L’initiative, présentée comme une mesure visant à stimuler la compétitivité et la croissance économique, permettrait aux entreprises de répartir les heures de travail sur une plus longue période quotidienne. Si elle était adoptée, cette mesure marquerait un revirement significatif par rapport à la législation actuelle qui fixe la journée de travail standard à huit heures.
Les syndicats grecs ont immédiatement réagi en condamnant fermement cette proposition,la qualifiant de “retour au XIXe siècle” et prévenant d’une mobilisation massive. Ils craignent que cette augmentation de la durée du travail n’entraîne une baisse de la productivité,une augmentation du stress et de l’épuisement professionnel,ainsi qu’une détérioration de la qualité de vie des travailleurs.
“Cette proposition est inacceptable et constitue une attaque directe contre les droits des travailleurs”, a déclaré un représentant de la confédération générale des travailleurs de Grèce (GSEE). “Elle ne tient pas compte des conséquences négatives sur la santé et le bien-être des employés, ni de l’impact sur l’équilibre entre vie professionnelle et vie privée.”

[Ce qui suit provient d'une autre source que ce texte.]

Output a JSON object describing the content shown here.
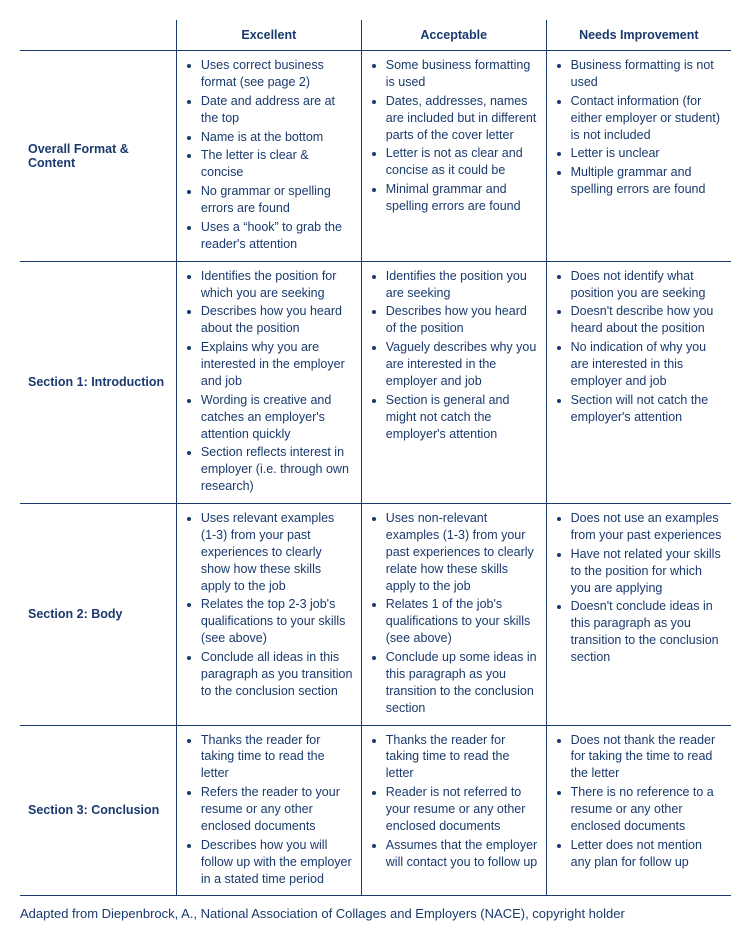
{
  "colors": {
    "text": "#1a3a6e",
    "border": "#1a3a6e",
    "background": "#ffffff"
  },
  "typography": {
    "font_family": "Arial, Helvetica, sans-serif",
    "base_fontsize": 12.5,
    "header_fontweight": "bold",
    "rowlabel_fontweight": "bold"
  },
  "table": {
    "type": "table",
    "columns": [
      "",
      "Excellent",
      "Acceptable",
      "Needs Improvement"
    ],
    "column_widths_pct": [
      22,
      26,
      26,
      26
    ],
    "rows": [
      {
        "label": "Overall Format & Content",
        "excellent": [
          "Uses correct business format (see page 2)",
          "Date and address are at the top",
          "Name is at the bottom",
          "The letter is clear & concise",
          "No grammar or spelling errors are found",
          "Uses a “hook” to grab the reader's attention"
        ],
        "acceptable": [
          "Some business formatting is used",
          "Dates, addresses, names are included but in different parts of the cover letter",
          "Letter is not as clear and concise as it could be",
          "Minimal grammar and spelling errors are found"
        ],
        "needs_improvement": [
          "Business formatting is not used",
          "Contact information (for either employer or student) is not included",
          "Letter is unclear",
          "Multiple grammar and spelling errors are found"
        ]
      },
      {
        "label": "Section 1: Introduction",
        "excellent": [
          "Identifies the position for which you are seeking",
          "Describes how you heard about the position",
          "Explains why you are interested in the employer and job",
          "Wording is creative and catches an employer's attention quickly",
          "Section reflects interest in employer (i.e. through own research)"
        ],
        "acceptable": [
          "Identifies the position you are seeking",
          "Describes how you heard of the position",
          "Vaguely describes why you are interested in the employer and job",
          "Section is general and might not catch the employer's attention"
        ],
        "needs_improvement": [
          "Does not identify what position you are seeking",
          "Doesn't describe how you heard about the position",
          "No indication of why you are interested in this employer and job",
          "Section will not catch the employer's attention"
        ]
      },
      {
        "label": "Section 2: Body",
        "excellent": [
          "Uses relevant examples (1-3) from your past experiences to clearly show how these skills apply to the job",
          "Relates the top 2-3 job's qualifications to your skills (see above)",
          "Conclude all ideas in this paragraph as you transition to the conclusion section"
        ],
        "acceptable": [
          "Uses non-relevant examples (1-3) from your past experiences to clearly relate how these skills apply to the job",
          "Relates 1 of the job's qualifications to your skills (see above)",
          "Conclude up some ideas in this paragraph as you transition to the conclusion section"
        ],
        "needs_improvement": [
          "Does not use an examples from your past experiences",
          "Have not related your skills to the position for which you are applying",
          "Doesn't conclude ideas in this paragraph as you transition to the conclusion section"
        ]
      },
      {
        "label": "Section 3: Conclusion",
        "excellent": [
          "Thanks the reader for taking time to read the letter",
          "Refers the reader to your resume or any other enclosed documents",
          "Describes how you will follow up with the employer in a stated time period"
        ],
        "acceptable": [
          "Thanks the reader for taking time to read the letter",
          "Reader is not referred to your resume or any other enclosed documents",
          "Assumes that the employer will contact you to follow up"
        ],
        "needs_improvement": [
          "Does not thank the reader for taking the time to read the letter",
          "There is no reference to a resume or any other enclosed documents",
          "Letter does not mention any plan for follow up"
        ]
      }
    ]
  },
  "footer_note": "Adapted from Diepenbrock, A., National Association of Collages and Employers (NACE), copyright holder"
}
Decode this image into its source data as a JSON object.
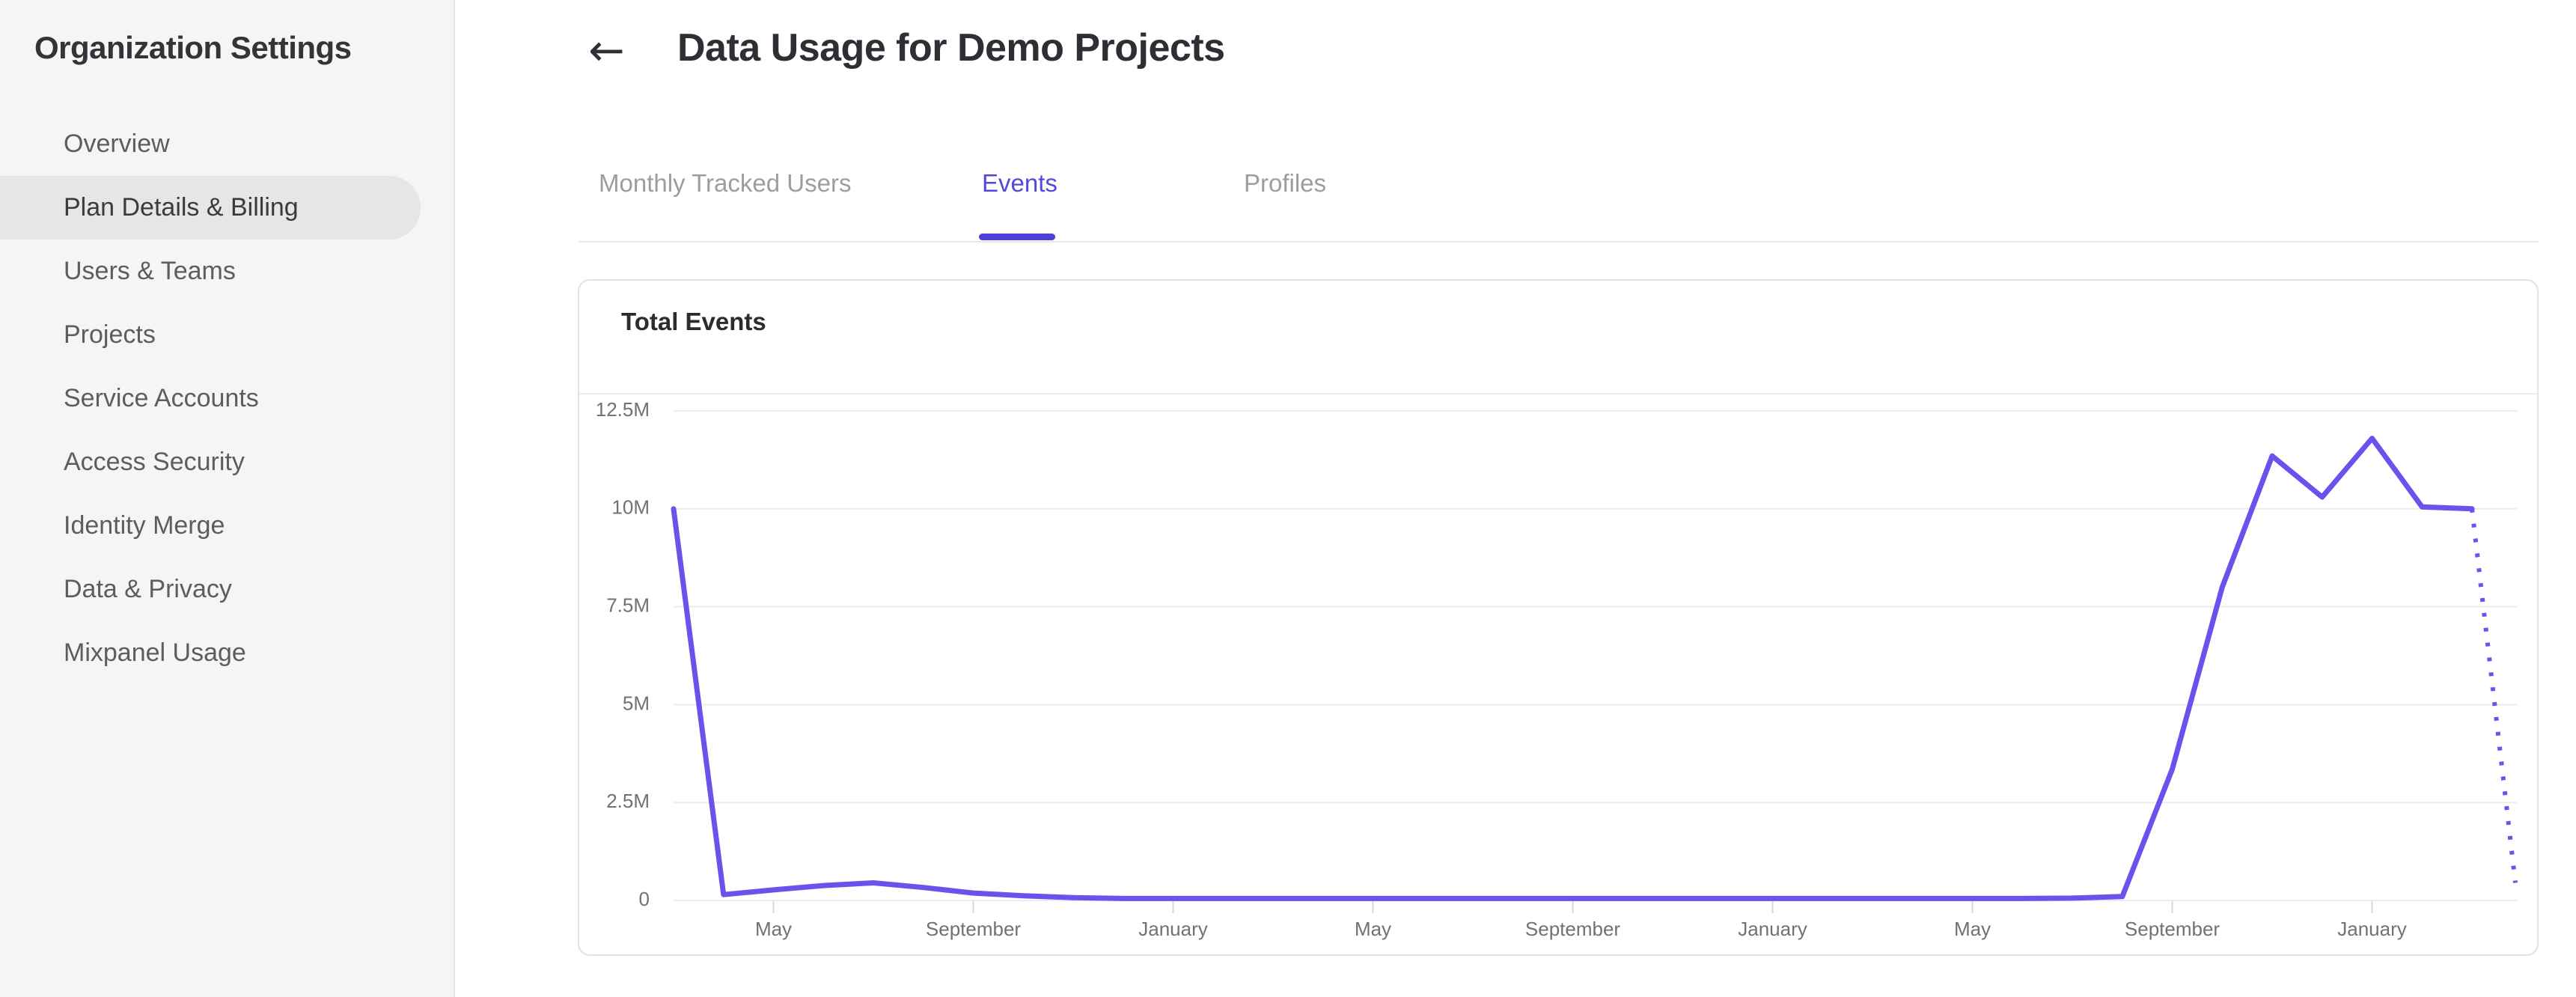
{
  "sidebar": {
    "title": "Organization Settings",
    "items": [
      {
        "label": "Overview",
        "selected": false
      },
      {
        "label": "Plan Details & Billing",
        "selected": true
      },
      {
        "label": "Users & Teams",
        "selected": false
      },
      {
        "label": "Projects",
        "selected": false
      },
      {
        "label": "Service Accounts",
        "selected": false
      },
      {
        "label": "Access Security",
        "selected": false
      },
      {
        "label": "Identity Merge",
        "selected": false
      },
      {
        "label": "Data & Privacy",
        "selected": false
      },
      {
        "label": "Mixpanel Usage",
        "selected": false
      }
    ]
  },
  "header": {
    "back_icon": "←",
    "title": "Data Usage for Demo Projects"
  },
  "tabs": [
    {
      "label": "Monthly Tracked Users",
      "active": false
    },
    {
      "label": "Events",
      "active": true
    },
    {
      "label": "Profiles",
      "active": false
    }
  ],
  "card": {
    "title": "Total Events"
  },
  "chart_data": {
    "type": "line",
    "title": "Total Events",
    "ylabel": "",
    "xlabel": "",
    "ylim": [
      0,
      12.5
    ],
    "grid": "horizontal",
    "legend": "none",
    "unit": "millions of events",
    "y_ticks": [
      {
        "value": 12.5,
        "label": "12.5M"
      },
      {
        "value": 10,
        "label": "10M"
      },
      {
        "value": 7.5,
        "label": "7.5M"
      },
      {
        "value": 5,
        "label": "5M"
      },
      {
        "value": 2.5,
        "label": "2.5M"
      },
      {
        "value": 0,
        "label": "0"
      }
    ],
    "x_ticks": [
      {
        "index": 2,
        "label": "May"
      },
      {
        "index": 6,
        "label": "September"
      },
      {
        "index": 10,
        "label": "January"
      },
      {
        "index": 14,
        "label": "May"
      },
      {
        "index": 18,
        "label": "September"
      },
      {
        "index": 22,
        "label": "January"
      },
      {
        "index": 26,
        "label": "May"
      },
      {
        "index": 30,
        "label": "September"
      },
      {
        "index": 34,
        "label": "January"
      }
    ],
    "series": [
      {
        "name": "Total Events",
        "color": "#6a53ec",
        "values_millions": [
          10,
          0.15,
          0.27,
          0.38,
          0.45,
          0.33,
          0.19,
          0.12,
          0.07,
          0.05,
          0.05,
          0.05,
          0.05,
          0.05,
          0.05,
          0.05,
          0.05,
          0.05,
          0.05,
          0.05,
          0.05,
          0.05,
          0.05,
          0.05,
          0.05,
          0.05,
          0.05,
          0.05,
          0.06,
          0.1,
          3.35,
          8.0,
          11.35,
          10.3,
          11.8,
          10.05,
          10.0
        ]
      }
    ],
    "projection": {
      "style": "dotted",
      "from_value_millions": 10.0,
      "to_value_millions": 0.45
    }
  },
  "colors": {
    "accent": "#5348d9",
    "underline": "#4c40d6",
    "line": "#6a53ec",
    "grid": "#ececec",
    "tick": "#d9d9d9",
    "axis_text": "#717176",
    "tab_inactive": "#9c9ca1",
    "sidebar_bg": "#f5f5f4",
    "pill": "#e6e6e4"
  }
}
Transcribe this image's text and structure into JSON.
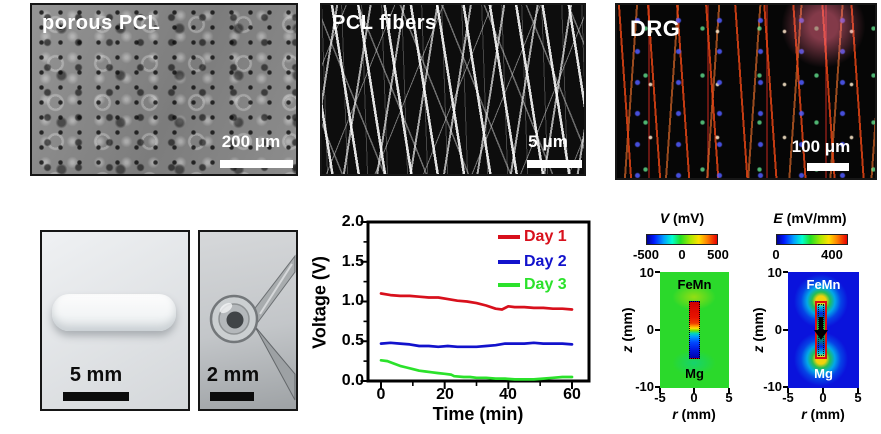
{
  "figure": {
    "top_row": {
      "porous_pcl": {
        "label": "porous PCL",
        "scalebar": "200 μm"
      },
      "pcl_fibers": {
        "label": "PCL fibers",
        "scalebar": "5 μm"
      },
      "drg": {
        "label": "DRG",
        "scalebar": "100 μm"
      }
    },
    "bottom_row": {
      "scaffold_photo": {
        "scalebar": "5 mm"
      },
      "cross_section_photo": {
        "scalebar": "2 mm"
      }
    }
  },
  "chart_data": {
    "type": "line",
    "title": "",
    "xlabel": "Time (min)",
    "ylabel": "Voltage (V)",
    "xlim": [
      -4,
      65
    ],
    "ylim": [
      0,
      2.0
    ],
    "xticks": [
      "0",
      "20",
      "40",
      "60"
    ],
    "yticks": [
      "2.0",
      "1.5",
      "1.0",
      "0.5",
      "0.0"
    ],
    "grid": false,
    "legend_position": "top-right-inside",
    "series": [
      {
        "name": "Day 1",
        "color": "#d8101c",
        "points": [
          [
            0,
            1.1
          ],
          [
            3,
            1.08
          ],
          [
            6,
            1.07
          ],
          [
            9,
            1.07
          ],
          [
            12,
            1.06
          ],
          [
            15,
            1.05
          ],
          [
            18,
            1.05
          ],
          [
            21,
            1.03
          ],
          [
            24,
            1.01
          ],
          [
            27,
            1.0
          ],
          [
            30,
            0.98
          ],
          [
            33,
            0.95
          ],
          [
            36,
            0.91
          ],
          [
            38,
            0.9
          ],
          [
            40,
            0.94
          ],
          [
            42,
            0.93
          ],
          [
            45,
            0.93
          ],
          [
            48,
            0.92
          ],
          [
            51,
            0.92
          ],
          [
            54,
            0.91
          ],
          [
            57,
            0.91
          ],
          [
            60,
            0.9
          ]
        ]
      },
      {
        "name": "Day 2",
        "color": "#1212cc",
        "points": [
          [
            0,
            0.47
          ],
          [
            3,
            0.48
          ],
          [
            6,
            0.47
          ],
          [
            9,
            0.46
          ],
          [
            12,
            0.44
          ],
          [
            15,
            0.44
          ],
          [
            18,
            0.43
          ],
          [
            21,
            0.44
          ],
          [
            24,
            0.43
          ],
          [
            27,
            0.43
          ],
          [
            30,
            0.43
          ],
          [
            33,
            0.44
          ],
          [
            36,
            0.45
          ],
          [
            39,
            0.47
          ],
          [
            42,
            0.47
          ],
          [
            45,
            0.47
          ],
          [
            48,
            0.48
          ],
          [
            51,
            0.47
          ],
          [
            54,
            0.47
          ],
          [
            57,
            0.47
          ],
          [
            60,
            0.46
          ]
        ]
      },
      {
        "name": "Day 3",
        "color": "#2be22b",
        "points": [
          [
            0,
            0.26
          ],
          [
            2,
            0.25
          ],
          [
            4,
            0.22
          ],
          [
            6,
            0.19
          ],
          [
            8,
            0.17
          ],
          [
            10,
            0.15
          ],
          [
            12,
            0.13
          ],
          [
            14,
            0.12
          ],
          [
            16,
            0.11
          ],
          [
            18,
            0.1
          ],
          [
            20,
            0.09
          ],
          [
            22,
            0.08
          ],
          [
            23,
            0.06
          ],
          [
            26,
            0.05
          ],
          [
            28,
            0.05
          ],
          [
            30,
            0.04
          ],
          [
            33,
            0.04
          ],
          [
            36,
            0.03
          ],
          [
            39,
            0.03
          ],
          [
            42,
            0.02
          ],
          [
            45,
            0.02
          ],
          [
            48,
            0.02
          ],
          [
            51,
            0.03
          ],
          [
            54,
            0.04
          ],
          [
            57,
            0.05
          ],
          [
            60,
            0.05
          ]
        ]
      }
    ]
  },
  "maps": {
    "voltage": {
      "type": "heatmap",
      "title_symbol": "V",
      "title_unit": " (mV)",
      "colorbar_labels": [
        "-500",
        "0",
        "500"
      ],
      "colorbar_range": [
        -500,
        500
      ],
      "electrode_top": "FeMn",
      "electrode_bottom": "Mg",
      "ylabel_symbol": "z",
      "ylabel_unit": " (mm)",
      "xlabel_symbol": "r",
      "xlabel_unit": " (mm)",
      "yticks": [
        "10",
        "0",
        "-10"
      ],
      "xticks": [
        "-5",
        "0",
        "5"
      ]
    },
    "efield": {
      "type": "heatmap",
      "title_symbol": "E",
      "title_unit": " (mV/mm)",
      "colorbar_labels": [
        "0",
        "400"
      ],
      "colorbar_range": [
        0,
        400
      ],
      "electrode_top": "FeMn",
      "electrode_bottom": "Mg",
      "ylabel_symbol": "z",
      "ylabel_unit": " (mm)",
      "xlabel_symbol": "r",
      "xlabel_unit": " (mm)",
      "yticks": [
        "10",
        "0",
        "-10"
      ],
      "xticks": [
        "-5",
        "0",
        "5"
      ]
    }
  },
  "colors": {
    "day1": "#d8101c",
    "day2": "#1212cc",
    "day3": "#2be32b",
    "vmap_background": "#2bd92b",
    "emap_background": "#0a13dc",
    "jet_colormap": [
      "#00008f",
      "#0018ff",
      "#00a0ff",
      "#00ffd0",
      "#22e022",
      "#ffe000",
      "#ff8000",
      "#e80000"
    ]
  }
}
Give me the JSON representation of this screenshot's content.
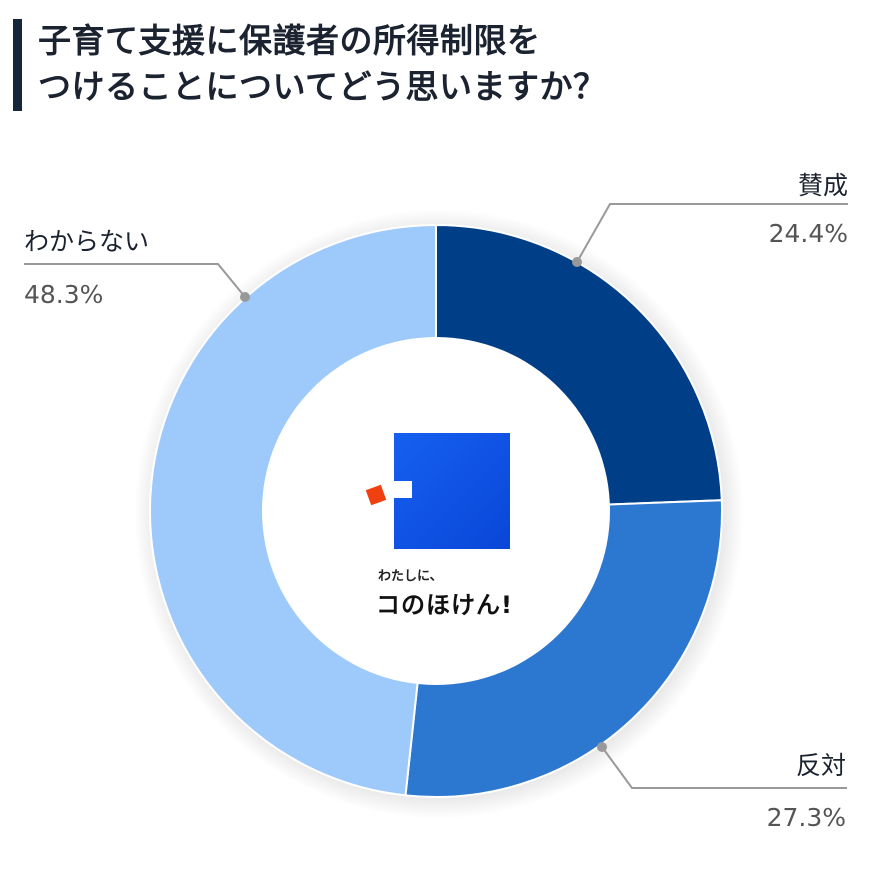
{
  "title": {
    "line1": "子育て支援に保護者の所得制限を",
    "line2": "つけることについてどう思いますか？"
  },
  "logo": {
    "tagline": "わたしに、",
    "name": "コのほけん!",
    "colors": {
      "square": "#0a4fe0",
      "accent": "#f04010"
    }
  },
  "labels": {
    "agree": {
      "name": "賛成",
      "value": "24.4%"
    },
    "disagree": {
      "name": "反対",
      "value": "27.3%"
    },
    "unknown": {
      "name": "わからない",
      "value": "48.3%"
    }
  },
  "chart_data": {
    "type": "pie",
    "subtype": "donut",
    "title": "子育て支援に保護者の所得制限をつけることについてどう思いますか？",
    "categories": [
      "賛成",
      "反対",
      "わからない"
    ],
    "values": [
      24.4,
      27.3,
      48.3
    ],
    "unit": "%",
    "colors": [
      "#003f87",
      "#2c77cf",
      "#9dc9fb"
    ],
    "start_angle": "12 o'clock, clockwise",
    "legend": "callout labels with leader lines"
  }
}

Le gouvernement grec justifie cette mesure en invoquant la nécessité de s’adapter aux réalités économiques actuelles et de rendre le pays plus attractif pour les investissements étrangers. Il affirme également que cette flexibilité permettrait aux entreprises de mieux répondre aux besoins du marché et d’améliorer leur compétitivité.
Contexte et enjeux plus larges :
La question de la durée du travail est un sujet de débat permanent dans de nombreux pays. Si certains prônent une réduction du temps de travail pour améliorer la qualité de vie et favoriser l’emploi, d’autres estiment qu’une plus grande flexibilité est nécessaire pour stimuler la croissance économique.
En Grèce, cette proposition intervient dans un contexte de crise économique persistante et de fortes pressions exercées par les créanciers internationaux pour mettre en œuvre des réformes structurelles. Le pays a déjà connu plusieurs vagues de mesures d’austérité ces dernières années, qui ont eu un impact négatif sur les salaires et les conditions de travail.
L’adoption de cette mesure pourrait avoir des conséquences importantes sur le marché du travail grec et sur la vie quotidienne des travailleurs. elle pourrait également susciter des tensions sociales et politiques, et remettre en question les acquis sociaux obtenus au fil des décennies.
L’avenir de cette proposition reste incertain. Le gouvernement grec devra convaincre les syndicats et l’opposition de son bien-fondé, et tenir compte des préoccupations exprimées par les travailleurs. L’issue de ce débat aura un impact significatif sur l’avenir du travail en Grèce et sur la qualité de vie de ses citoyens.